Foi uma morte que sucedeu à ocorrência de muitas falhas do sistema. É evidente que o SNS necessita de reformas profundas e que a situação, como está, é insustentável e perigosa. Mas será que esta morte se deveu a uma falha do sistema e, por isso, a uma falha atribuível a Marta Temido?
O Hospital de Santa Maria não tinha vagas no serviço de cuidados intensivos de neonatologia e essa foi a razão para a transferência da mulher grávida. Parecem ter sido seguidos todos os procedimentos recomendados para uma transferência nesses casos. Uma falta de vaga não é o mesmo que falta de pessoal. Houve um problema, e que terminou numa tragédia, mas ele não parece resultar de uma falha do SNS enquanto sistema.
Quais as razões para a demissão? Algumas possibilidades podem ser equacionadas. A primeira é que Marta Temido estava isolada e sem o suficiente apoio do Governo, atendendo à gravidade da situação do SNS.
É certo que Fernando Medina já tinha afirmado que o problema do SNS não era falta de orçamento. Independentemente da apreciação que se faça dessa declaração, ela continha uma responsabilização da própria ex-ministra da Saúde. Também neste final ninguém terá sentido a mão do primeiro-ministro a segurar Marta Temido. Pelo contrário, considerou que teve de aceitar a sua demissão. Está aqui implícito um juízo de avaliação de que a decisão de Marta Temido não foi exagerada ou desproporcional.
Também podemos admitir a possibilidade de Marta Temido — submetida a uma pressão enorme e perante uma morte pela qual, justa ou injustamente, seria sempre apontada — tenha decidido meter um ponto final. É humano; aquela característica que já tinha demonstrado ter. Além de humano, pode também ser inteligente. Apresentou demissão na sequência de um caso, relativamente ao qual não tem “culpa”, cumprindo aquela máxima com provas dadas: quando sucede uma desgraça, a culpa não pode morrer solteira. A leitura da sua demissão abona a seu favor.
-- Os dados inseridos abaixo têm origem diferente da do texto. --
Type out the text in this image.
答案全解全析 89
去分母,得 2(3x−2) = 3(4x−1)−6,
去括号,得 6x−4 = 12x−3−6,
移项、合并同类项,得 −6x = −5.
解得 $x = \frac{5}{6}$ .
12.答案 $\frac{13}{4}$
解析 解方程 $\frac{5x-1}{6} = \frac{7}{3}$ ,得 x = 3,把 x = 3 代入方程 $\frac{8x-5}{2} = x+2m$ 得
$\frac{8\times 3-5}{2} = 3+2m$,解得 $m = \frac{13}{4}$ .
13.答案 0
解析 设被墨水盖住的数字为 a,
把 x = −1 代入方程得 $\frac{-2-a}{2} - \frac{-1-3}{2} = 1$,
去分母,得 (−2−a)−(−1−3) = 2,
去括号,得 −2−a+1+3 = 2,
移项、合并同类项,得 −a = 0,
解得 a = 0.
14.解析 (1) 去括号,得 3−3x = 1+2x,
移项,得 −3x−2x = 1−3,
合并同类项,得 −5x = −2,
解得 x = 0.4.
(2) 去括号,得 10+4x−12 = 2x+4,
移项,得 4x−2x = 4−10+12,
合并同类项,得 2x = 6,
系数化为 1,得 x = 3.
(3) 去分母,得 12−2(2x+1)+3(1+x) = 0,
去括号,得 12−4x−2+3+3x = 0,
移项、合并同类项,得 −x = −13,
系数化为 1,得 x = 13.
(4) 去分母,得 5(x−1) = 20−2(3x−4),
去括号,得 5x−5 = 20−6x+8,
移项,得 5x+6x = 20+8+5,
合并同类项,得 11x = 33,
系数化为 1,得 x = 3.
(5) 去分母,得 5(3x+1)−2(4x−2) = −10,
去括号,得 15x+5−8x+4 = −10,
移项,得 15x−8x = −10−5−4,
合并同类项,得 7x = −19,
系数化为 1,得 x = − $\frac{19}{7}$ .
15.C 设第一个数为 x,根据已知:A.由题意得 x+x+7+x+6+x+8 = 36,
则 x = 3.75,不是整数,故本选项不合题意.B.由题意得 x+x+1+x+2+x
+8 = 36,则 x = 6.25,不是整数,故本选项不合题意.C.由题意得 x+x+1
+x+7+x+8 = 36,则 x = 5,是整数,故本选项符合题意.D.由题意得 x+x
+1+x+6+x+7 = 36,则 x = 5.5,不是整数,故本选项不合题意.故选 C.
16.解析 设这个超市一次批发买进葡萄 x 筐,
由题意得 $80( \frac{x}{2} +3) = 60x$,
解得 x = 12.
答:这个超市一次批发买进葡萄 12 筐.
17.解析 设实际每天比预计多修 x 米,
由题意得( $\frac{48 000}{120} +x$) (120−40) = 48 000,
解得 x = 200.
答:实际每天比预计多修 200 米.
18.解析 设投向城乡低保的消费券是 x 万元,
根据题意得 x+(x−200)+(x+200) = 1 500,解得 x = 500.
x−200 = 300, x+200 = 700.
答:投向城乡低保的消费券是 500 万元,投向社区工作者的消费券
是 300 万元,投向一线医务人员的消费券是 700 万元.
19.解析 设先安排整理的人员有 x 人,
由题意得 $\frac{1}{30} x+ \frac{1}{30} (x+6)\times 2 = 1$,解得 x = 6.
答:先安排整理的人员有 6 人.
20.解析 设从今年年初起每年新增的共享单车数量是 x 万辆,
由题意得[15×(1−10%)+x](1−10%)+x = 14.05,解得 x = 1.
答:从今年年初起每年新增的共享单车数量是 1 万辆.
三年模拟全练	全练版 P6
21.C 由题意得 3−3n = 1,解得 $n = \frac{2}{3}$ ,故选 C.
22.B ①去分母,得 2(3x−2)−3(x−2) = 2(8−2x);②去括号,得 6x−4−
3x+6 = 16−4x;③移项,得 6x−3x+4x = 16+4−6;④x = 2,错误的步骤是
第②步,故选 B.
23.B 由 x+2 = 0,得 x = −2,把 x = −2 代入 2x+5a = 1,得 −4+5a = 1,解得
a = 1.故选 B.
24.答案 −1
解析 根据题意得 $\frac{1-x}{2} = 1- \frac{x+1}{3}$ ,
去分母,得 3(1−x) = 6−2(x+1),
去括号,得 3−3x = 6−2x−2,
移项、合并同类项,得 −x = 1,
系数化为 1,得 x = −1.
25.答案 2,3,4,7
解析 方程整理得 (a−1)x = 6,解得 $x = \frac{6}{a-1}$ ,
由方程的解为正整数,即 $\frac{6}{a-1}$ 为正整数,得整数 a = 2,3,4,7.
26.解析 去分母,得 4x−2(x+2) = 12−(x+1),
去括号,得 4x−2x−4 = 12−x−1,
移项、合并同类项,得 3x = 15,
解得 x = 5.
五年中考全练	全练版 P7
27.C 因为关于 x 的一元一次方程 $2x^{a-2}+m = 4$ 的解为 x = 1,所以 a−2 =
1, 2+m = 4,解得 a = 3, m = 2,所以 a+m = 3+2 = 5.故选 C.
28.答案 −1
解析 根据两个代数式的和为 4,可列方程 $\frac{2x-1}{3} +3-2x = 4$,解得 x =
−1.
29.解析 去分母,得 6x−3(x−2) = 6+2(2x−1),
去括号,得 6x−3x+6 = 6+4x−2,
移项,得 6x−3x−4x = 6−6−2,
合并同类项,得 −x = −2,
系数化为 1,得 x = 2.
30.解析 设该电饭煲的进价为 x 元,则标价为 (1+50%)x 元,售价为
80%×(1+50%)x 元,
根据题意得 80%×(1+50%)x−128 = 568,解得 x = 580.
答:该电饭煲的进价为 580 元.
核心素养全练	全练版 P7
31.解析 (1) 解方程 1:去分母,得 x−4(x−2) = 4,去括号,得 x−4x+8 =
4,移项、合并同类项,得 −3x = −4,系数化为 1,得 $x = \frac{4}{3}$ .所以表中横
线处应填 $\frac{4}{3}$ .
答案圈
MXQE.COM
No momento da sua saída, e muito à portuguesa, muitas vozes se levantam em sua defesa e em elogio ao seu trabalho. Os políticos têm mais encanto na hora da despedida. Sucede que fica a dúvida relativamente à competência de Marta Temido e à sua capacidade e determinação para levar avante as políticas em que acreditava e até na bondade dessas políticas. Não é positivo. Foi ministra demasiado tempo para que a dúvida subsista.
Fica ainda outra dúvida: será que esta queda é definitiva? Ou será que, como na infeliz queda que deu à porta do ministério e a cujas imagens lamentavelmente assistimos, também desta se levantará?
Não seria surpreendente. Marta Temido caiu, mas não caiu em desgraça.
Esta foi uma leitura política do caso Marta Temido. O tratamento jornalístico que deverá ser dado a estes factos é outra coisa: é obrigatório que, nesse âmbito, se investigue a morte da mulher grávida. Estranha-se que não exista uma maior curiosidade relativamente à sua história; a exigência de uma investigação jornalística. Desconhecemos, no momento em que escrevo este artigo, o nome da mulher que morreu e quase tudo sobre o caso. Uma indiana que não falava inglês nem português e a quem os médicos não entendiam. Como se tentou resolver este problema? Existe um protocolo para estas situações? Houve tempo para o aplicar?
Que entre em cena o jornalismo. Ele faz muita falta.